In fig. 1, in the original rod lifting process, the friction force is large, so that the wire bow of the diamond wire 6 is large, the diamond wire 6 is excessively drawn, and the cooling water cutting fluid cannot be brought into the interior of the diamond wire, so that longitudinal scratches are easily caused.
In the one-way wire-moving rod-lifting process shown in fig. 2, the wire roller rotates to drive the steel wire to provide a pulling force to resist the friction force between the steel wire and the silicon wafer, the wire bow is small, and meanwhile, cooling water cutting fluid is easily brought in to play a role in lubrication.
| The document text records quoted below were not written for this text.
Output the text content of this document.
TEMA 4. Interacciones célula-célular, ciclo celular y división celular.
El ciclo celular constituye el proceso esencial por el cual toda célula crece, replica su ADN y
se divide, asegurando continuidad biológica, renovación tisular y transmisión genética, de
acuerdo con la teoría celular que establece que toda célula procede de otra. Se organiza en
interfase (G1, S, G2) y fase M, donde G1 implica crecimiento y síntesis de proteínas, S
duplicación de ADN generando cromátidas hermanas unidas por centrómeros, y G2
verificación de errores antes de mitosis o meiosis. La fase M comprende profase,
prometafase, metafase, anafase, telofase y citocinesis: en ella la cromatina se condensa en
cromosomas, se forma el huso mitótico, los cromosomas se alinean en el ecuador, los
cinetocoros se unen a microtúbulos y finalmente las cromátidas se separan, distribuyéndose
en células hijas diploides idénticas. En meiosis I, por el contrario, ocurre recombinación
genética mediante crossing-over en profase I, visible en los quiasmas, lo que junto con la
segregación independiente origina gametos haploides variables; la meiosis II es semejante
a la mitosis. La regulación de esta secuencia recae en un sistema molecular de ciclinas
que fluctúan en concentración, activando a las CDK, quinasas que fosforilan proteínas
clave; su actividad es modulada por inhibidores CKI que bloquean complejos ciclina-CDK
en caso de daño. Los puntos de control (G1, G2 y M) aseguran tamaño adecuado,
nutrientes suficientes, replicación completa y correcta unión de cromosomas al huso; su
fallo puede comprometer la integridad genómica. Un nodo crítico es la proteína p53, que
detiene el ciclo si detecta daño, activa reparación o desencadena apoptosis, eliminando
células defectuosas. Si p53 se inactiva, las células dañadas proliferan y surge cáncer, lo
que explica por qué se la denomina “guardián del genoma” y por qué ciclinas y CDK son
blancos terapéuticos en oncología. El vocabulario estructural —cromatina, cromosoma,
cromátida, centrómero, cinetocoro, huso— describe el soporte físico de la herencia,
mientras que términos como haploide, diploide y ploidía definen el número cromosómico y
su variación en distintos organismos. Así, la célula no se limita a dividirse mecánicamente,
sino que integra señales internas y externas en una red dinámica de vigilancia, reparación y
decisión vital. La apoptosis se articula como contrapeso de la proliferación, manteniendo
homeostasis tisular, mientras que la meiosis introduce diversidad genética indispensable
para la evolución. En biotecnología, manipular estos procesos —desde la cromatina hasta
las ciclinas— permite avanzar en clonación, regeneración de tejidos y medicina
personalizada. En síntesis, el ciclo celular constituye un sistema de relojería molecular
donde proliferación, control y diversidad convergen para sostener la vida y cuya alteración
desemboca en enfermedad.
The above description is only for the preferred embodiment of the present invention, but the scope of the present invention is not limited thereto, and any person skilled in the art should be considered to be within the technical scope of the present invention, and the technical solutions and the inventive concepts thereof according to the present invention should be equivalent or changed within the scope of the present invention.